2007年04月22日
浦和敗戦によるメディアの反応~浦和vs川崎F~
「浦和今季初黒星!」(スポーツ報知) 「浦和、ホームの不敗記録止まる」(サンケイスポーツ) 「川崎Fが浦和ホーム不敗記録止める!」(日刊スポーツ) 上記は、昨日終了したJリーグ第7節「浦和vs川崎」戦について、この試合結果を報道した主なスポーツ新聞のWebサイト上での“見出し”である。浦和は、同じアジアを戦う戦友でもある“川崎フロンターレ”に2失点を喫して、手痛い敗戦を余儀なくされた。 各紙とも「待ってました!」とばかりに“でかでか”と書いている。それもそのはず、浦和がホームで敗戦したのは、2005年9月10日に行われた大分戦以来の出来事。つまり、1年7ヶ月以上もの間、浦和はホーム無敗記録を更新し続けていたのである。その試合数は、実に“25試合”。これは驚くべき記録である。スポーツ各紙にしてみれば、真っ先に取り上げたい“ネタ”に違いない。 昨年浦和がJリーグを優勝してからというもの、各サッカー誌は、浦和を扱った増刊号を乱発発行している。なぜならば、浦和人気に便乗した“売り上げ部数の増加”を目論んでいるからだ。売れるものを企画して発行するのは、編集部または出版社として当然のことであるし、それ自体は自然な発想だと思う。・・・だが、メディアによって人気者に祭り上げられた者は、時としてメディアによって谷底へと突き落とされることもある。 メディアの露出が増えたおかげで、浦和の人気は右肩上がりとなった。また、ホーム無敗という記録が続いたことで「浦和=勝者」というイメージが人々の頭の中に出来上がった。しかし、どんなに強くて人気のあるチームでも、いつかは負ける時が来るものである。今回の浦和の敗戦がまさしくその時だと思う。 ここで、私が老婆心ながら心配している事は、一部のメディアが、この敗戦をいいことに「浦和非難」を大袈裟に記事として扱うのではないかという事である。

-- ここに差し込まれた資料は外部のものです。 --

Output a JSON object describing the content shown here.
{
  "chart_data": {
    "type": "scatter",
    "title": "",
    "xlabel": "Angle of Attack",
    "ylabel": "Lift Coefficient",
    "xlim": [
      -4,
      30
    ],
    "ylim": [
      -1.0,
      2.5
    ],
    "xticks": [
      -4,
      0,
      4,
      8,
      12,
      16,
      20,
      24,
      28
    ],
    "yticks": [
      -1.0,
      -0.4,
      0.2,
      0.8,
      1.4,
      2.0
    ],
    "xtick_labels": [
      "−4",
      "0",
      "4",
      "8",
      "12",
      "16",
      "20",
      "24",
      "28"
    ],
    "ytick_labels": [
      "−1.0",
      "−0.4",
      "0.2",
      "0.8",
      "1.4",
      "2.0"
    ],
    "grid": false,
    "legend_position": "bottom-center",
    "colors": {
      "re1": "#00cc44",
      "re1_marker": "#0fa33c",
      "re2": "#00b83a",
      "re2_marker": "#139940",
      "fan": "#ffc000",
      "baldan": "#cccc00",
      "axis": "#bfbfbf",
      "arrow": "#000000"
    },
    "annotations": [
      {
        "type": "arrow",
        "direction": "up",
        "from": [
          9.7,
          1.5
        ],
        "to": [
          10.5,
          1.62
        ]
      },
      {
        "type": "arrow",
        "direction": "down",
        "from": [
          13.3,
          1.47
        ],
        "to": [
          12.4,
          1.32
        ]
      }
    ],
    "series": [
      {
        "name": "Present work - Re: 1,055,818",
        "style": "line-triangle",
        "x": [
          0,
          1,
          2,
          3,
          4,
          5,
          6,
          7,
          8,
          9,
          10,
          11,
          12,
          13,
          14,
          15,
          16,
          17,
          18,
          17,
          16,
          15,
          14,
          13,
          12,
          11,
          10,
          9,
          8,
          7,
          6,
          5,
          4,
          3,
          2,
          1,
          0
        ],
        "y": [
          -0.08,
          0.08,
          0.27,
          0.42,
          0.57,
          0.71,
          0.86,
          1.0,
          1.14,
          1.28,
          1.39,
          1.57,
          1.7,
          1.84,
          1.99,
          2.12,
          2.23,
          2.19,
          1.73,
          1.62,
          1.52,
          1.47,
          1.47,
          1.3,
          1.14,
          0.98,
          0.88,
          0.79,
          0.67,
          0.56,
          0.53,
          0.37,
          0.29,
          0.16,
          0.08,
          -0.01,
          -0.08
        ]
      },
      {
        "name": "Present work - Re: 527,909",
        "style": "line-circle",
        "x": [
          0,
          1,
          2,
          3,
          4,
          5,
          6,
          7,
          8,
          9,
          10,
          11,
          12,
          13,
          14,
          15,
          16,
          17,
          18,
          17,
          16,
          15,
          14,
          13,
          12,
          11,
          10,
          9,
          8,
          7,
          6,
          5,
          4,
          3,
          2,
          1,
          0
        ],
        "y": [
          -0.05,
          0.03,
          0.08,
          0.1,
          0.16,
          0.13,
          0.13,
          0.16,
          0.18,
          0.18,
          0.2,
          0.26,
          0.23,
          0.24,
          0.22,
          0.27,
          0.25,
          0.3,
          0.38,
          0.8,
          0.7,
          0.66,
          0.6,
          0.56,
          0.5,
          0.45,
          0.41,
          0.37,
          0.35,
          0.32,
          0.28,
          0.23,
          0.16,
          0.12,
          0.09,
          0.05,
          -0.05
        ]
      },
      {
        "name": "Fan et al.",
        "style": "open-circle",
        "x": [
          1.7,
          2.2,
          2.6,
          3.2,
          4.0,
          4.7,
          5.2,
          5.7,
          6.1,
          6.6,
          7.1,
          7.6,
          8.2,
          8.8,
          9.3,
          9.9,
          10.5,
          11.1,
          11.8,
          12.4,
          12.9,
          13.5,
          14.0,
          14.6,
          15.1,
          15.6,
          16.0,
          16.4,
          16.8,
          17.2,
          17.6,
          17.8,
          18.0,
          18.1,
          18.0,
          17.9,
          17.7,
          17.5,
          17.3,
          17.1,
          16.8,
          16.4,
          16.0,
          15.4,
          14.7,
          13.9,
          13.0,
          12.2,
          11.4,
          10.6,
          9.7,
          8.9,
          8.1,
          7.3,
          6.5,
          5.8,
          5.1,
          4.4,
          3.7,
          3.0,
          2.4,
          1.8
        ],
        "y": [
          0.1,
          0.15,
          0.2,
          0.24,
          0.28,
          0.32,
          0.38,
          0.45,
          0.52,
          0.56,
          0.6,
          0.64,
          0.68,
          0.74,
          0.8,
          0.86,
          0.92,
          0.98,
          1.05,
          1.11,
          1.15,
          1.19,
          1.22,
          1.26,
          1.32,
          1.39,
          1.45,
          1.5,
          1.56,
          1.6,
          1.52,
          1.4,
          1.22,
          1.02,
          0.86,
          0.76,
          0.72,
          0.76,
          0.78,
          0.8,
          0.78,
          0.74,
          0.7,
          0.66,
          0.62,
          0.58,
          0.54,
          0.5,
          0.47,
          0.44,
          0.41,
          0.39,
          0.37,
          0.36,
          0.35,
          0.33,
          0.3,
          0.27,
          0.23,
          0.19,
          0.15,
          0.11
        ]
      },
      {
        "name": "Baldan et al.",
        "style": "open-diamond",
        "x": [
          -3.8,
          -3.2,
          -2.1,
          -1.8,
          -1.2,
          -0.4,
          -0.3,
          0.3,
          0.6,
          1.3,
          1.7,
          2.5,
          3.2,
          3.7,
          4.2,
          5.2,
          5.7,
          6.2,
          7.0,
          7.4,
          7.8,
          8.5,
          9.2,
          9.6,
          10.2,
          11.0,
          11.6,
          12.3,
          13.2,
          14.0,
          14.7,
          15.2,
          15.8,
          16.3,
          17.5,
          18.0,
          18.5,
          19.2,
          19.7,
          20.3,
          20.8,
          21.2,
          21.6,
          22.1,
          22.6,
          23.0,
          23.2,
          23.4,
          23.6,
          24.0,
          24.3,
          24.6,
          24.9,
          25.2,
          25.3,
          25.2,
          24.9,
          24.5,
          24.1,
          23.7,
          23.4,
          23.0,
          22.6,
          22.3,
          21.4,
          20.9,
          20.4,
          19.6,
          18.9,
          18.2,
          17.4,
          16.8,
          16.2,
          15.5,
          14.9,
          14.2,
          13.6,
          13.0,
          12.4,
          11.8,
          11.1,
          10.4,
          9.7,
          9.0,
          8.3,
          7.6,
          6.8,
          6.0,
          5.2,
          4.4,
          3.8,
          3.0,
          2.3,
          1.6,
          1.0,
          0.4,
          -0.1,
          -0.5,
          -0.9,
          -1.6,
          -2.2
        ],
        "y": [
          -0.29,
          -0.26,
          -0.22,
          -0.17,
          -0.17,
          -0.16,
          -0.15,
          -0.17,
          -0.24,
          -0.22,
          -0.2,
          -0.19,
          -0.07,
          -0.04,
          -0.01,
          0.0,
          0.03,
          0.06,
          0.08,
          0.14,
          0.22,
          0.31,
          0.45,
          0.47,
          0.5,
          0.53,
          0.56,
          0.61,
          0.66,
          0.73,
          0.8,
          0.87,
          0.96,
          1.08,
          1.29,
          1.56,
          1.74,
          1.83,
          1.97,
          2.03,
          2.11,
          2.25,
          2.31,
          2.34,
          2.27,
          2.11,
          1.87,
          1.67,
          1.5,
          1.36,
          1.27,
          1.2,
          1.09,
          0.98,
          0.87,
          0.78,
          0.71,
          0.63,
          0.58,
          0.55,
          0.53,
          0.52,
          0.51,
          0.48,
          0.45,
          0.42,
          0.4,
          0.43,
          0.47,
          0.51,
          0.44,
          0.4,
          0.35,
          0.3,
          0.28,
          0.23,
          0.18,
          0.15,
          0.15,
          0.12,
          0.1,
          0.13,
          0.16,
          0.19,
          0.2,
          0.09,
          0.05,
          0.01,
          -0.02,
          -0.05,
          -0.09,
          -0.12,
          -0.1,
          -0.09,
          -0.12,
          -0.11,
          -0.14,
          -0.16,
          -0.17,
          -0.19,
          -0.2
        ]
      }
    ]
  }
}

つまり、今までは浦和を高いところまで持ち上げるだけ持ち上げたメディアであるが、チームがほんの小さな小石につまづいただけで、手の平を返したように態度を一転し、今度は奈落の底に突き落とそうとする心無いメディアが現れる。自分達が書こうとする記事の意味を理解し、その背景に至るまで、真実をありのままに伝えるメディアもあれば、人気チームが負けたことを“ネタ”にして、監督非難、選手非難、サポーター非難など、あることないことを記事にするメディアも存在し、実際に私も今までにいくつか見てきた。そんな後者の記事のせいでチームのリズムを崩される可能性もあるし、そうならないためにも、少なくとも我々サポーターは氾濫する情報を整理しながら、チームの現状をしっかりと把握しておかねばならない。 ここで、現在の浦和の状況を今一度見つめ直したいと思う。浦和は、全34試合ある長いリーグ戦の中の、7試合目で今季初黒星を喫しただけである。細かい事を言えば、選手のボールのもらい方、監督の采配など、個人的に指摘したい点はいくつかあるが、私はこの敗戦を前向きに捉えているし、ましてやこの試合の中で浦和を非難する理由はどこにもないと思っている。 選手や監督は、機械ではなく人間である。間違いなく、いつも同じ結果をだす事が可能なロボットではない。負けたこと、そしてホーム無敗記録がストップしたことはもちろん悔しい。しかし、その前に何故“ホームで25試合連続無敗”という偉業をやってのけた彼らを賞賛しないのか?何故1年7ヶ月も続いた“成功”よりも、たった1回の“失敗”を非難するのか?ましてや、取り返しの付かない失敗でも何でもない。この悔しさをバネにして、今後の厳しい試合を勝ち抜く“糧”にすればいい。下を向く必要はどこにもなく、むしろ“誇らしい”ことのはずだ。聡明な方々ならば、このメディアを始めとした周囲の雑音に振り回されることはないと思うが、私はこんな状況の選手達があまりに可哀想でならなかった。 良くも悪くも、メディアのネタにされる事は、“人気チームの宿命”と言ってしまえばそれまでだが、一部マスコミの煽るような報道の仕方には我慢ならないし、その情報に惑わされた人達が不憫でならない。